Garden at Iowa Catholic school is in full ‘Monarch Mania’

Garden at Iowa Catholic school is in full ‘Monarch Mania’

(Credit: Pixabay.)

For flowers, insects and nature-alike, this time of the summer is the best time of the year. Newman Catholic has a little piece of history and nature that some might consider the campus’s hidden gem.

MASON CITY, Iowa — For flowers, insects and nature-alike, this time of the summer is the best time of the year. Newman Catholic has a little piece of history and nature that some might consider the campus’s hidden gem.

A prairie flower garden that supports pollinators, such as bees, butterflies and other insects, sits on the east side of the school’s campus next to the playground and is open for community members to visit.

“I think people know that it’s there, but it’s kind of off to the east side of the sports complex,” retired Newman Catholic teacher Patty Ohl told the Mason City Globe Gazette. “It’s in a really good area. It’s accessible to water and it’s a nice flat area. We try to maintain it the best we can; it’s not a one-man show, that’s for sure.”

Ohl used to teach art and English for 27 years at Newman Catholic, but she’s taken a special interest in gardening. She has helped take care of the pollinator garden for the past couple years. She says there has been a garden there for many years, but it was overgrown and not as beautiful as it is now.

“It just needed some tender loving care, so to speak,” Ohl said.

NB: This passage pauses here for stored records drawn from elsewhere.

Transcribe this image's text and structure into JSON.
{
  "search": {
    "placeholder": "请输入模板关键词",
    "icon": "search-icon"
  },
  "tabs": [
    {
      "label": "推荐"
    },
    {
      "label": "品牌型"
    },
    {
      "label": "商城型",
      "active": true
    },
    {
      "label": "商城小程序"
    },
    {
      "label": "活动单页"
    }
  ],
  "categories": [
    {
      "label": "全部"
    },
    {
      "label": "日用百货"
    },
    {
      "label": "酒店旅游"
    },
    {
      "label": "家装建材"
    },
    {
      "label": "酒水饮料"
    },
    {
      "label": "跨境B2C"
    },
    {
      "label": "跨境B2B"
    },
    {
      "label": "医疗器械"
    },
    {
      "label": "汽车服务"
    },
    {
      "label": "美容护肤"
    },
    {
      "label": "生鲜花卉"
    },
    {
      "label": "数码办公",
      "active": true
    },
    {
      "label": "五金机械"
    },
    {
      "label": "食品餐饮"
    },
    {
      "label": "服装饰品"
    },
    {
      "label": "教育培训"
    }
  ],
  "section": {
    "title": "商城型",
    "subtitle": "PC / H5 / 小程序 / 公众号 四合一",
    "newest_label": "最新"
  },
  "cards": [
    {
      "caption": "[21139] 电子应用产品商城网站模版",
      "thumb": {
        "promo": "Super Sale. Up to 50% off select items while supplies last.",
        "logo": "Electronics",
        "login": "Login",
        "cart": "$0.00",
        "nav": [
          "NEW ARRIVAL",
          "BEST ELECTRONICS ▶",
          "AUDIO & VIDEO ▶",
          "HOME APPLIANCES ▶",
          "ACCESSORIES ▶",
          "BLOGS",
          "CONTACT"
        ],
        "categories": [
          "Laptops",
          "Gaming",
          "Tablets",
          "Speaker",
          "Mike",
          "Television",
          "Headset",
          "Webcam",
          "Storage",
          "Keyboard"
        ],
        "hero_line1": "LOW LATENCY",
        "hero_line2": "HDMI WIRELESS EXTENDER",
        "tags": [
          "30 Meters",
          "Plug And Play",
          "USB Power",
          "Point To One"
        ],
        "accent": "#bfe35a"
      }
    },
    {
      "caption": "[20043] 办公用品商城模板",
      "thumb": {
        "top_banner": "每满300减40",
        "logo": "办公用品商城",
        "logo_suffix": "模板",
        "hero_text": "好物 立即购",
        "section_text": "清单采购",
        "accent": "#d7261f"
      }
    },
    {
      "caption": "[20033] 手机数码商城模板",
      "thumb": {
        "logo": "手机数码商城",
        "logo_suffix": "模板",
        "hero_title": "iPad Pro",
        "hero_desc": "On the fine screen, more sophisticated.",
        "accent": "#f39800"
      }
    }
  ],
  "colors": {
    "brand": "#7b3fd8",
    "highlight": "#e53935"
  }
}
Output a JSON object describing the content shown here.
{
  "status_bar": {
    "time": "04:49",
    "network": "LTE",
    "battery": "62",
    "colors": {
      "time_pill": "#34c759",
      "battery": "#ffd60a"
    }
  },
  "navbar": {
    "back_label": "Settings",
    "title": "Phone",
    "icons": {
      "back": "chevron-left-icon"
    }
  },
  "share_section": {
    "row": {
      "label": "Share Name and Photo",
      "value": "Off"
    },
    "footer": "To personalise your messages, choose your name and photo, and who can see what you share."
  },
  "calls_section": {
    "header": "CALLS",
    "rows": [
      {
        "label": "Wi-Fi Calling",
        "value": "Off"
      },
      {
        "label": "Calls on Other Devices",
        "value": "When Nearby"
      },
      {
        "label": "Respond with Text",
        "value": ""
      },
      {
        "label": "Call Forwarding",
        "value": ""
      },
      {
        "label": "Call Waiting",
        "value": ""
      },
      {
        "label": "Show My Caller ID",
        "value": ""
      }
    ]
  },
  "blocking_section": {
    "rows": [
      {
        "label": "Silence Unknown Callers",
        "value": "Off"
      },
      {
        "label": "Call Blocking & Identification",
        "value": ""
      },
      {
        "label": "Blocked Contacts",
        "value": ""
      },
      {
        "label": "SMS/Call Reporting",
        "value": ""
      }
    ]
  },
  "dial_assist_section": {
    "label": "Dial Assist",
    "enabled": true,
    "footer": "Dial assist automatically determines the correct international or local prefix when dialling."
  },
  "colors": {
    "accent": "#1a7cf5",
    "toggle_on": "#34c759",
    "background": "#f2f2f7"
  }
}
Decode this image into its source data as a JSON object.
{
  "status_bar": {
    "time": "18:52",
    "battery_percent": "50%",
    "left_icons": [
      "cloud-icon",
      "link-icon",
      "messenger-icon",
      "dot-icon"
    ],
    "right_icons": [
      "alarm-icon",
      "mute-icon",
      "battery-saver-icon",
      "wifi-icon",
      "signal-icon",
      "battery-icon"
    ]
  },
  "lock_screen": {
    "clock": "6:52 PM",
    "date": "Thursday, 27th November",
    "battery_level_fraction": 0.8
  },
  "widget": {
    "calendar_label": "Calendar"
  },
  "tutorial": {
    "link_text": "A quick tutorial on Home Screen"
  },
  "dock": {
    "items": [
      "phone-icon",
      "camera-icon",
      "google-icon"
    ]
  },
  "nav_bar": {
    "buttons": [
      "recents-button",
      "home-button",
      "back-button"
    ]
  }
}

In 2016, the Lime Creek Nature Center started a program called Monarch Mania. The program was designed to plant wildflowers and habitat for pollinators, while promoting the good that pollinators do. With the population of pollinators dwindling, it was time for the center to take action.

“We wanted to call it Monarch Mania because everyone is aware of the monarch butterfly,” Conservation Education Manager Todd Von Ehwegen said. “It’s a beautiful insect. While we wanted to help all pollinators, we knew people could really relate to and connect with the monarchs.”

Two summers ago, Von Ehwegen reached out the Newman Catholic school district and Ohl about the Monarch Mania program, hoping that the district would have a spot of land available for this initiative.

“Our program would fund all of the plants and all of the expenses of putting in the garden,” Von Ehwegen said. “There was basically very little costs to the school other than time and someone to watch the garden and take care of it. That’s how we reached out to Newman.”

Eager to help out and brighten the campus, Ohl helped Von Ehwegen plant 343 plants and 24 different species in 2018. Some of the plants include sunflowers, milkweeds and black-eyed Susans.

Ohl and Von Ehwegen both say now is the perfect time for the community to visit the garden.

“It’s absolutely beautiful right now. There’s all kinds of flowers blooming there,” Von Ehwegen said. “There’s a ton of milkweeds in there. You’re going to have a really good chance of seeing monarch caterpillars in there, monarch butterflies and lots of other pollinators utilizing it.”

Von Ehwegen hopes this garden will inspire people in the community to plant their own miniature pollinator garden. According to Von Ehwegen, the Lime Creek Nature Center has created a website that gives information on pollinators and how you can create a pollinator habitat in your own backyard.

“It’s a good example of what you can do right in your own backyard. It wouldn’t have to be as big as this one is, it could be smaller,” Von Ehwegen said. “But even a small garden can make a big difference. There will be a lot of pollinators that will find that and come and use it.”

While Von Ehwegen’s goal is to continue creating more habitats, Ohl is hoping to see more student involvement with Newman Catholic’s garden. She hopes to reach out to the new science teachers and create a catalog of plants and insects to teach students.

The square area that the garden takes up is a pretty big undertaking for one person to maintain, so Ohl is eager to have people reach out to her for help.

“It would be nice hopefully when things settle down, that I can get more kids involved,” Ohl said. “That’s been the hardest thing. Kids are so busy. It would be nice to point out to them this is a weed and this is a flower and this is a perennial we don’t pull out.”